McArdle thinks the grand enticement would be to offer employees actual offices with walls and doors. Well, maybe. While cubicles are certainly a reasonable and preferred alternative to the chaos of the open floor, offices are not necessarily curative. The need for walls is largely dependent on maturity, position, and the need for privacy and confidentiality. Giving everyone an office with a locking door is not only expensive, but an invitation to spend hours on social media or otherwise donking off.
Regardless, most companies have settled on some version of hybrid-remote work. Even the federal government is caving. Four months after the government officially announced an end to the Covid national emergency, the president decided it’s high time federal employees returned to work. Good news for Washington DC since the government owns or leases one-third of the city’s office space. Still, depending on job description, employees are only required to warm their office chairs three or four days a week.
For their part, tech companies have become impatient and are reminding workers that the employment carrot comes with a jobless stick. Meta is telling its people to show up at work at least three days a week or risk being terminated. Amazon warns that if employees can’t commit to gracing the office three days a week, then “it’s probably not going to work out” for them.
But by far the most unexpected RTO mandate came from the folks that made remote work possible: Zoom! The company synonymous with office-free work wants its employees to work in the office. Well, sort of. Zoom is contorting to accommodate resistant employees. Only people who live within 50 miles of a Zoom facility are required to return to the mother ship, and then for only a whopping two days a week! Quelle unreasonable!
All of these two-three-four day RTO mandates make one thing clear: The five-day office work week is dead – at least in white collar industries. It’s outdated, outmoded, and not nearly as appealing as hybrid-remote alternatives. With few exceptions people want their work to fit into the totality of their complex lives, not become their lives.
The hybrid work week is one of the many unforeseen consequences of Covid which, unhappily, is rebounding as it continues to evolve. And that is exactly what office work is being forced to do: Evolve. No doubt the practical alternatives to the daily office grind will come with their own set of unintended consequences. Such critical functions as teamwork and mentorship will be more challenging to achieve. The casual hallway conversations (the lifeblood of corporate communication), the information obtained from observing body language, the camaraderie built on small daily achievements, the sense of being part of something larger, and the building of a company culture are but some of the things that will inevitably change.

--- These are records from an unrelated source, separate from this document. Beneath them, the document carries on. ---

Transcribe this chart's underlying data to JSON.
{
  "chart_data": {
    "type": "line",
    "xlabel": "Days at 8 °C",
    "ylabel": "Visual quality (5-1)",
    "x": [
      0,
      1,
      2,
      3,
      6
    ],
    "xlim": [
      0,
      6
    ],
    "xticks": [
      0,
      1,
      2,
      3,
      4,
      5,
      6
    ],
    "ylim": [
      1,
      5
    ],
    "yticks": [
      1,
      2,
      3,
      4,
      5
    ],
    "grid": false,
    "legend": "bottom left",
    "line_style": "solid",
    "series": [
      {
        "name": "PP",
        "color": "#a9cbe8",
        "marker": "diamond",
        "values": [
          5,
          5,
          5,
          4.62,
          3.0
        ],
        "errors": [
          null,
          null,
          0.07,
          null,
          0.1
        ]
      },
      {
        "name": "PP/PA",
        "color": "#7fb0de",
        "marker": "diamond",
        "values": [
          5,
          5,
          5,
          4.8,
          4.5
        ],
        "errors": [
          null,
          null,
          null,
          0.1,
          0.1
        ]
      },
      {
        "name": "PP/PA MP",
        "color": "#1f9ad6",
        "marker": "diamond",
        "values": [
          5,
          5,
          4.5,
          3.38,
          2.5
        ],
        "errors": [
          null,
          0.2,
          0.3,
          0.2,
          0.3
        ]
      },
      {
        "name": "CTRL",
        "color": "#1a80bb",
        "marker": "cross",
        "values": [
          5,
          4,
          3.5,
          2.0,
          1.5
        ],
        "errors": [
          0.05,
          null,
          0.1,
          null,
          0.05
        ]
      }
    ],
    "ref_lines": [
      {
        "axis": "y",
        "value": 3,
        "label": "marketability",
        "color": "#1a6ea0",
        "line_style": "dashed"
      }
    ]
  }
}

I suspect the downtown business model will likewise be forced to evolve in order to attract new tenants and maintain a healthy flow of visitors. Happily, there’s an old song by Petula Clark coincidentally called “Downtown” that the local Chamber of Commerce may want to resurrect.

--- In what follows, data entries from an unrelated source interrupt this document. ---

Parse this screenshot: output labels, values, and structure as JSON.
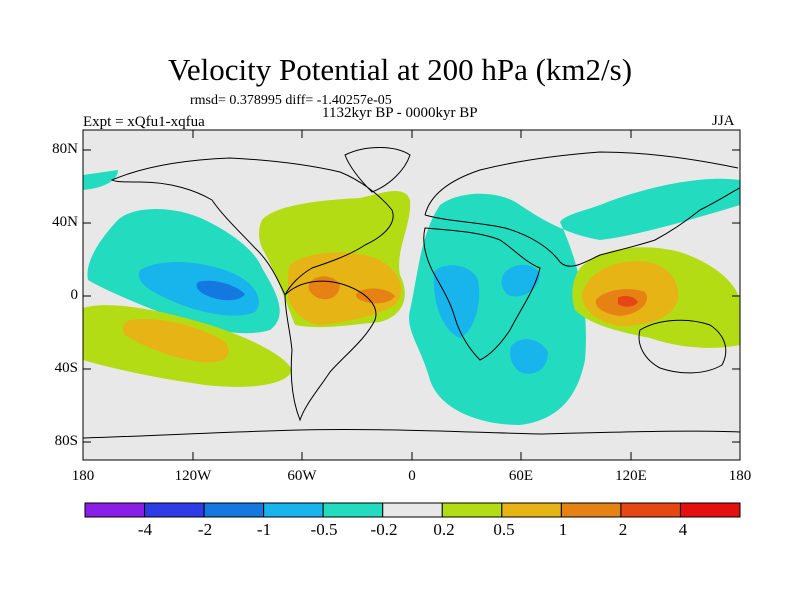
{
  "title": "Velocity Potential at 200 hPa (km2/s)",
  "stats": "rmsd= 0.378995 diff= -1.40257e-05",
  "period": "1132kyr BP - 0000kyr BP",
  "expt": "Expt = xQfu1-xqfua",
  "season": "JJA",
  "lat_ticks": [
    "80N",
    "40N",
    "0",
    "40S",
    "80S"
  ],
  "lon_ticks": [
    "180",
    "120W",
    "60W",
    "0",
    "60E",
    "120E",
    "180"
  ],
  "colorbar": {
    "colors": [
      "#8a1ee8",
      "#2d3ce6",
      "#1478e0",
      "#18b4ec",
      "#23dcc0",
      "#e8e8e8",
      "#b4dc14",
      "#e6b414",
      "#e68214",
      "#e64614",
      "#e60f0f"
    ],
    "labels": [
      "-4",
      "-2",
      "-1",
      "-0.5",
      "-0.2",
      "0.2",
      "0.5",
      "1",
      "2",
      "4"
    ]
  },
  "map_colors": {
    "background": "#e8e8e8",
    "neg_02": "#23dcc0",
    "neg_05": "#18b4ec",
    "neg_1": "#1478e0",
    "pos_02": "#b4dc14",
    "pos_05": "#e6b414",
    "pos_1": "#e68214",
    "pos_2": "#e64614",
    "coast": "#000000"
  }
}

When you’re alone, and life is making you lonely
You can always go
When you’ve got worries, all the noise and the hurry
Seems to help, I know
Just listen to the music of the traffic in the city
Linger on the sidewalk where the neon signs are pretty
How can you lose?
The lights are much brighter there
You can forget all your troubles, forget all your cares
So go downtown, things’ll be great when you’re
Downtown, no finer place for sure
Downtown, everything’s waiting for you.
And if you believe that, I’ve got an office building to sell you.